The U.S. government is continuing its endeavor of prosecuting individuals for the theft of U.S. trade secrets and for allegedly selling or bringing these trade secrets to China. The U.S. government is demonstrating that it considers the protection of trade secrets, particularly those used in national defense and other essential technology, to be a priority.
On October 1, 2020, the U.S. Attorney’s Office for the District of Massachusetts reported that Haoyang Yu, a U.S. citizen who was born in China, his wife Yanzhi Chen, and their company Tricon MMIC LLC, were charged in a 24-count indictment for the alleged theft of American trade secrets worth millions of dollars from Analog Devices. Analog Devices, which has its headquarters in Norwood, Massachusetts, is an international semiconductor company. Yu was charged in 2019 with stealing, downloading, and copying Analog Devices’ trade secrets. Now, he and his wife have been charged with possession and attempted possession of a trade secret; transporting stolen goods; smuggling; visa fraud; and procuring U.S. citizenship unlawfully.
Yu, who was born in Harbin China and became a naturalized U.S. citizen in 2017, worked at Analog Devices as a principal design engineer from July 2014 until July 2017. As a principal design engineer, he designed and developed parts of monolithic microwave integrated circuits (“MMICs”), which are used in communications devices, as well as defense and aerospace technology. The indictment alleges that Yu had access to Analog Devices’ present and future product designs, as well as its files and testing procedures. He allegedly used this access to download confidential schematic modeling and design files and subsequently uploaded them to his Google Drive account.
In March of 2017, about five months before Yu resigned from Analog Devices, Yu and Chen established Tricon, which serves defense and aerospace customers and specializes in MMIC amplifiers. When Yu resigned from Analog Devices, he signed an agreement confirming that he had surrendered all proprietary data or information he gained from his employment. However, he allegedly kept this information in his possession on his Google Drive account and personal computers. He then marketed and sold about 20 devices from the company as his own, even employing the same Taiwanese semiconductor plant to manufacture Tricon’s parts using Analog Devices’ stolen designs. Yu and Chen also allegedly smuggled technology from the United States to Taiwan without obtaining the required export license. Additionally, when Yu applied for naturalization, he allegedly failed to disclose the theft of Analog Devices’ trade secrets. If they are convicted, Yu and Chen could face up to 20 years in prison for wire fraud, as well as a fine of $250,000 and three years of supervised release. The other charges each allow for an up to 10-year sentence in prison, as well as an additional $250,000 fine and three years of supervised release.

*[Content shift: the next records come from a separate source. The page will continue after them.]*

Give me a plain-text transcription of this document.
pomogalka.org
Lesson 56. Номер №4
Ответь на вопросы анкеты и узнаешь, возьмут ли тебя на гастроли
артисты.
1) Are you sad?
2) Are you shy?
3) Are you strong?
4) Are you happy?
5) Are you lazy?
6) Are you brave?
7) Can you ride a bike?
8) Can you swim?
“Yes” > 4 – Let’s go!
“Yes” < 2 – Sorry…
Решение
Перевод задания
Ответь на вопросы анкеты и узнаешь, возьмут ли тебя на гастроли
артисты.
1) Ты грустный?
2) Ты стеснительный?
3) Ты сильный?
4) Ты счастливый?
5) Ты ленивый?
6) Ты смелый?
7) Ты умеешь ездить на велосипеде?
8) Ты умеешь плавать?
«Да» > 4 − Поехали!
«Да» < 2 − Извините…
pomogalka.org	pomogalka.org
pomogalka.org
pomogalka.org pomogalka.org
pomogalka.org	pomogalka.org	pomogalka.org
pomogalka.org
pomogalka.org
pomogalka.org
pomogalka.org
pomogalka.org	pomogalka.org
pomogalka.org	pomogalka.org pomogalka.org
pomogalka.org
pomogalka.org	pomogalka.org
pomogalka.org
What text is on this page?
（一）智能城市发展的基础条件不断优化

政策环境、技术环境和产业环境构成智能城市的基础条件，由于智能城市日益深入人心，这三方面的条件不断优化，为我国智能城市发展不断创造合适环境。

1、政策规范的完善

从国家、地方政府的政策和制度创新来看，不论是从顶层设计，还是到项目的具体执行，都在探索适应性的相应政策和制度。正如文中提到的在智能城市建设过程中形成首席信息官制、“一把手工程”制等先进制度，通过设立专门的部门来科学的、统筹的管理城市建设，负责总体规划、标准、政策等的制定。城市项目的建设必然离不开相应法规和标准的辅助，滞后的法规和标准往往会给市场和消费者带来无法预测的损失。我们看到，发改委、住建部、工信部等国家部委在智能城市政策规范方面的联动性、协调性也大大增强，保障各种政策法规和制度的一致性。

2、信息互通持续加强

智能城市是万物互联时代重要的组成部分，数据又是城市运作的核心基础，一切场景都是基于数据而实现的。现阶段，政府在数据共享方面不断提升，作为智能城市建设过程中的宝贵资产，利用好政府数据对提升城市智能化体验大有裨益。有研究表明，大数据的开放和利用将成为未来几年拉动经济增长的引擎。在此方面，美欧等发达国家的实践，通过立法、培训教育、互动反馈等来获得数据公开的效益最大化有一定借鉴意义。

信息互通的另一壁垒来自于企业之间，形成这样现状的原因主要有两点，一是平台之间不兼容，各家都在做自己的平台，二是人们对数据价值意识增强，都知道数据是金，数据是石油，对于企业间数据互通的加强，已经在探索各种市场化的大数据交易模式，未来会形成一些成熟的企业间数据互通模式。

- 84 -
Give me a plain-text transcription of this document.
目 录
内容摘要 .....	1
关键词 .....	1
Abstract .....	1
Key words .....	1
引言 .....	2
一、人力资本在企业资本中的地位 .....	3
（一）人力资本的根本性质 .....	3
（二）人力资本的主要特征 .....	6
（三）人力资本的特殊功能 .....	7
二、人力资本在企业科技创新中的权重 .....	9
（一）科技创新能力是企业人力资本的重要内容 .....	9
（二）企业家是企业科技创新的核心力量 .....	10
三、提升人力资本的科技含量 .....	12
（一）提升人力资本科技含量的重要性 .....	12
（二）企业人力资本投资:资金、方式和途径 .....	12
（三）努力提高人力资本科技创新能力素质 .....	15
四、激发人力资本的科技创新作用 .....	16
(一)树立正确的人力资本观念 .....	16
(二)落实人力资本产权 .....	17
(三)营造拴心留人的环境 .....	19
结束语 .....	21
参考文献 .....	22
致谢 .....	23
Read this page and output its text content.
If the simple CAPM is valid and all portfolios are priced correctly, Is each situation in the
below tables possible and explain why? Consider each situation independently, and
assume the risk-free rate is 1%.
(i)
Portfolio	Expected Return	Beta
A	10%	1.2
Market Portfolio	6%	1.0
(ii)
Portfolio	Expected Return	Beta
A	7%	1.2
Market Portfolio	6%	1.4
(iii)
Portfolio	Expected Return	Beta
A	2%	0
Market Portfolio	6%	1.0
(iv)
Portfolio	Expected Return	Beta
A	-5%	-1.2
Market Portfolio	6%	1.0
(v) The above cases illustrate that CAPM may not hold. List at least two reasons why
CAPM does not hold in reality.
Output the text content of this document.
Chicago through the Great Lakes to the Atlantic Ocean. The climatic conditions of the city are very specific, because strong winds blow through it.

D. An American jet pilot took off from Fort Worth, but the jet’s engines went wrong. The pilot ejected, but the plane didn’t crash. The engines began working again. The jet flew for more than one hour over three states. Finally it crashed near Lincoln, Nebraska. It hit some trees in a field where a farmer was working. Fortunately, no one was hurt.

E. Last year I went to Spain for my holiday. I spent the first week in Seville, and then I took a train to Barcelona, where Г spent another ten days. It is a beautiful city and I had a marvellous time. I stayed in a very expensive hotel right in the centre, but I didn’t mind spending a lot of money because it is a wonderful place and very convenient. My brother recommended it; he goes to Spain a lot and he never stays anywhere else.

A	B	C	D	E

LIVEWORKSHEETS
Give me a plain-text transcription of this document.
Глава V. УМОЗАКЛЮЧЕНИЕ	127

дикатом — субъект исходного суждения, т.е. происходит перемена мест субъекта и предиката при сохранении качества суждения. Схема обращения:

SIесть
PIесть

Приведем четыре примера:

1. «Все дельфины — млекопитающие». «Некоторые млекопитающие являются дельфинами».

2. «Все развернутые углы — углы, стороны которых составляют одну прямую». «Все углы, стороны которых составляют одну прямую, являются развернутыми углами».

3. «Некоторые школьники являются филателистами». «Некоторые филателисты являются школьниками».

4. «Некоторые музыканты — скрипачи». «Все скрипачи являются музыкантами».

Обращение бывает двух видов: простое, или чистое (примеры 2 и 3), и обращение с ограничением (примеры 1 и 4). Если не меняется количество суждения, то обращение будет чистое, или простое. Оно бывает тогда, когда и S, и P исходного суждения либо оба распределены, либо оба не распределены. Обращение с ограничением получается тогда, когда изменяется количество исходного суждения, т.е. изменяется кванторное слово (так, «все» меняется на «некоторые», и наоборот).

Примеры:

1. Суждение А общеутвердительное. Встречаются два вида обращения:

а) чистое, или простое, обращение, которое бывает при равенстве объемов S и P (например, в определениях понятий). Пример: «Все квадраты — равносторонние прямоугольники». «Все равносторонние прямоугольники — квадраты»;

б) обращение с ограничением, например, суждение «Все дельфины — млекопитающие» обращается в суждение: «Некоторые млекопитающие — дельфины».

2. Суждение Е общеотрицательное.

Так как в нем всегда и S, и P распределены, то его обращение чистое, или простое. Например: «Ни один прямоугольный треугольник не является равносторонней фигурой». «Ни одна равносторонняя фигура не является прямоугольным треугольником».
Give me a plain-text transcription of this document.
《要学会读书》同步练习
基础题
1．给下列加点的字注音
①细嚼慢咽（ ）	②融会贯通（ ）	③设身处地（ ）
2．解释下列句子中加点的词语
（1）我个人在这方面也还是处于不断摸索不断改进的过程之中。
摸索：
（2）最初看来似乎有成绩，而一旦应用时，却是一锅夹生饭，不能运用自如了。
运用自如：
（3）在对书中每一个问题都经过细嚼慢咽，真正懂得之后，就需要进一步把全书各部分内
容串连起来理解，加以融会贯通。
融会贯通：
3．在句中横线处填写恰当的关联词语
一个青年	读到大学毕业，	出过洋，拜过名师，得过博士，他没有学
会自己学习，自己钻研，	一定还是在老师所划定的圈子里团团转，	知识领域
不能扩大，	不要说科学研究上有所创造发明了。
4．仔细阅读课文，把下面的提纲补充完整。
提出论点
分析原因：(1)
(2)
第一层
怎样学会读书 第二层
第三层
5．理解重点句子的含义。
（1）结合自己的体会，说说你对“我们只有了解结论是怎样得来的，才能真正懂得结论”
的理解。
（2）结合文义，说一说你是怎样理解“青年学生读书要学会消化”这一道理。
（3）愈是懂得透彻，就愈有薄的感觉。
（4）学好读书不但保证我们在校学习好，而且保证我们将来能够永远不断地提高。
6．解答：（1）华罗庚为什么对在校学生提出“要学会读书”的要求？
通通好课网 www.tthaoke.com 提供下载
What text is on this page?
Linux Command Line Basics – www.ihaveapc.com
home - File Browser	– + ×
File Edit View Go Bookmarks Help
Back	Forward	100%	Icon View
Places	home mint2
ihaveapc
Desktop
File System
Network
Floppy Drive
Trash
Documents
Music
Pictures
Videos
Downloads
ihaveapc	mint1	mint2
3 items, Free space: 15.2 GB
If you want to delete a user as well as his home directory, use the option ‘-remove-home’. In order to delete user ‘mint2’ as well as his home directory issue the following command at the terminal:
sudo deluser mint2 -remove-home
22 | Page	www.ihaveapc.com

In addition to demonstrating the U.S. government’s continued focus on protecting trade secrets from misappropriation by the Chinese government, this case exemplifies why many companies may consider supplementing their trade secrets programs with technical tools designed to prevent sensitive information from leaving the confines of their network. For example, data loss prevention software may have been able to stop Yu’s upload of Analog Devices’ files to his Google Drive account. Relying on only signed policies and procedures for departing employees can make companies more susceptible to the theft and misappropriation of trade secrets and other important data.